TODO: Make a better name
The goal of this project is to automatically detect the straightness and skewedness of images. Primarily for scanning comics, but it could be used for other things. There is a program out there that does this, but it is in Python, slow, and gosh dang I hate Python dependency manegment. I have to fix it every dang time I install it on a new computer.
Physical comics are not ever straight. Anyone who tells you otherwise is either ignorant, or lying to your face on purpose. The naive would just use Photoshop's ruler tool on a straight line, hit the "align" button, and call it a day. But it is trivially easy to spot that this is not enough. In addition to comics not being straight, they are also not skew. This means that the lines that should be 90 degrees are in fact not. The other tricky part is that they are usually not aligned with the physical pages themselves! So you have lost your longest edge for alignment. Rather than guessing with Photoshop's excessively mediocre tools for fixing this problem, this program aims to calculate it with some mathy stuff.
- 🚀Blazing fast🚀
- Learn some GPU programming stuff
- Make my life easier when adjusting comic pages.
The primary algorthim is the Radon transform. This is used in medical imaging for CAT scans. It is also good at analyzing images for different rotational properties. The steps are as follows:
- Load image in to program memory
- Pad the image (s.t. it is centered in the resulting buffer) to meet the following requirments:
- Square
- Minimum of
ceiling( sqrt( h^2 + w^2 ) )
large - Exactly an multiple of the workgroup size (currently 16)
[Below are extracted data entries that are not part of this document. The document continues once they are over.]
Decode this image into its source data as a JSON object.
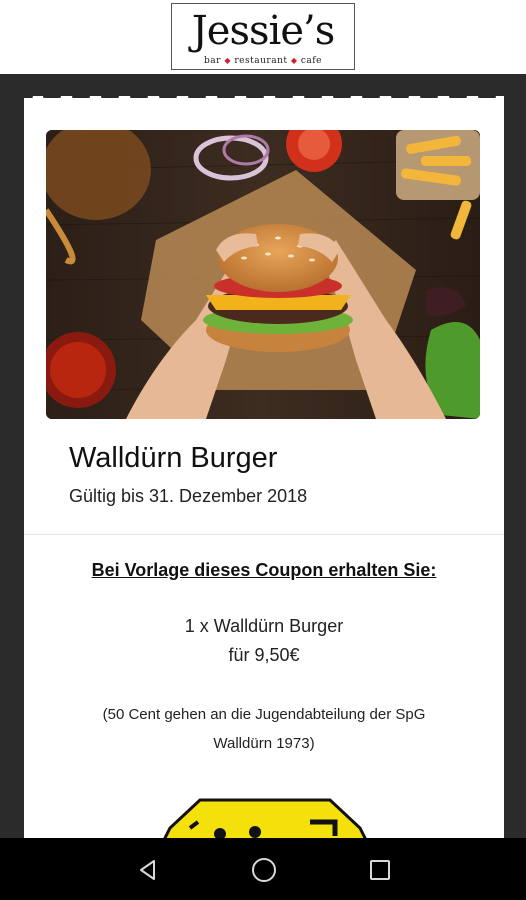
{
  "header": {
    "logo_name": "Jessie’s",
    "logo_tagline": [
      "bar",
      "restaurant",
      "cafe"
    ]
  },
  "coupon": {
    "image_alt": "burger-photo",
    "title": "Walldürn Burger",
    "validity": "Gültig bis 31. Dezember 2018",
    "offer_heading": "Bei Vorlage dieses Coupon erhalten Sie:",
    "offer_item": "1 x Walldürn Burger",
    "offer_price": "für 9,50€",
    "note": "(50 Cent gehen an die Jugendabteilung der SpG Walldürn 1973)"
  },
  "navbar": {
    "back": "back-icon",
    "home": "home-icon",
    "recents": "recents-icon"
  },
  "colors": {
    "background": "#2b2b2b",
    "card": "#ffffff",
    "accent_red": "#d0202a",
    "teaser_yellow": "#f4e00b"
  }
}
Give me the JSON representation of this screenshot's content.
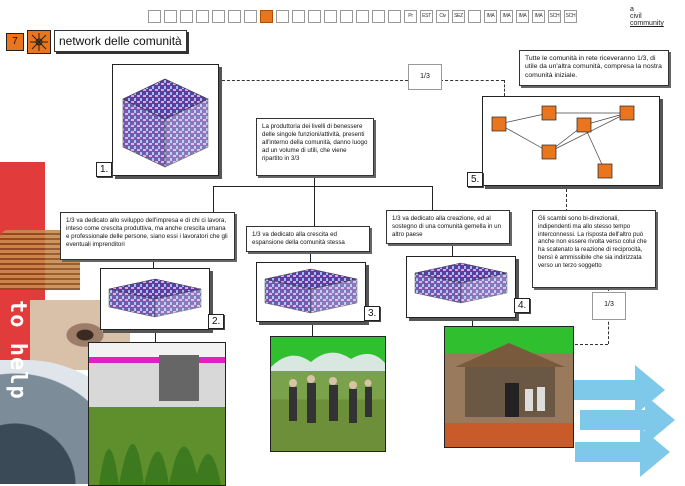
{
  "header": {
    "number": "7",
    "title": "network delle comunità"
  },
  "brand": {
    "line1": "a",
    "line2": "civil",
    "line3": "community"
  },
  "toolbar": {
    "items": [
      "",
      "",
      "",
      "",
      "",
      "",
      "",
      "",
      "",
      "",
      "",
      "",
      "",
      "",
      "",
      "",
      "Pr",
      "EST",
      "Civ EST",
      "SEZ",
      "",
      "IMA GE1",
      "IMA GE2",
      "IMA GE3",
      "IMA GE4",
      "SCH 1",
      "SCH 2"
    ],
    "active_index": 7
  },
  "colors": {
    "accent": "#e9751f",
    "red_strip": "#e23b3b",
    "arrows": "#7ec8ea"
  },
  "boxes": {
    "b1": "1.",
    "b2": "2.",
    "b3": "3.",
    "b4": "4.",
    "b5": "5."
  },
  "fractions": {
    "top": "1/3",
    "right": "1/3"
  },
  "texts": {
    "center": "La produttoria dei livelli di benessere delle singole funzioni/attività, presenti all'interno della comunità, danno luogo ad un volume di utili, che viene ripartito in 3/3",
    "network": "Tutte le comunità in rete riceveranno 1/3, di utile da un'altra comunità, compresa la nostra comunità iniziale.",
    "left": "1/3 va dedicato allo sviluppo dell'impresa e di chi ci lavora, inteso come crescita produttiva, ma anche crescita umana e professionale delle persone, siano essi i lavoratori che gli eventuali imprenditori",
    "middle": "1/3 va dedicato alla crescita ed espansione della comunità stessa",
    "right": "1/3 va dedicato alla creazione, ed al sostegno di una comunità gemella  in un altro paese",
    "exchange": "Gli scambi sono bi-direzionali, indipendenti ma allo stesso tempo interconnessi. La risposta dell'altro può anche non essere rivolta verso colui che ha scatenato la reazione di reciprocità, bensì è ammissibile che sia indirizzata verso un terzo soggetto"
  },
  "side": {
    "label": "to help"
  }
}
Square means that the uv coordinates will be the same basis.
The minimum size means that the image can rotate freely without any clipping on edges.
The exact multiple of workgroup size means that bounds checks can be elided.
- N = max(h, w)
- dTheta = N / 180
- Dispatch workgroups over the entire padded input image to a depth of N - 1.
Essentially pretend the input image is a 3D buffer depth N - 1.
- For each pixel, rotate the coordinates by
dTheta * global_id.z
Exactly how this is done is TBD. Options:
- Calculate N - 1 rotation matrices and bind them to an array
- Calculate the matrix in each shader invocation. But I believe
sin()
andcos()
are slow so I'd like to avoid that. - Use a push constant that sets the rotation matrix and the depth of each dispatch.
- Sample the rotated coordinates
AtomicAdd
the sampled data to the output buffer at index (global_id.z, global_id.y)
That's all that's designed so far. The rest needs more R&D.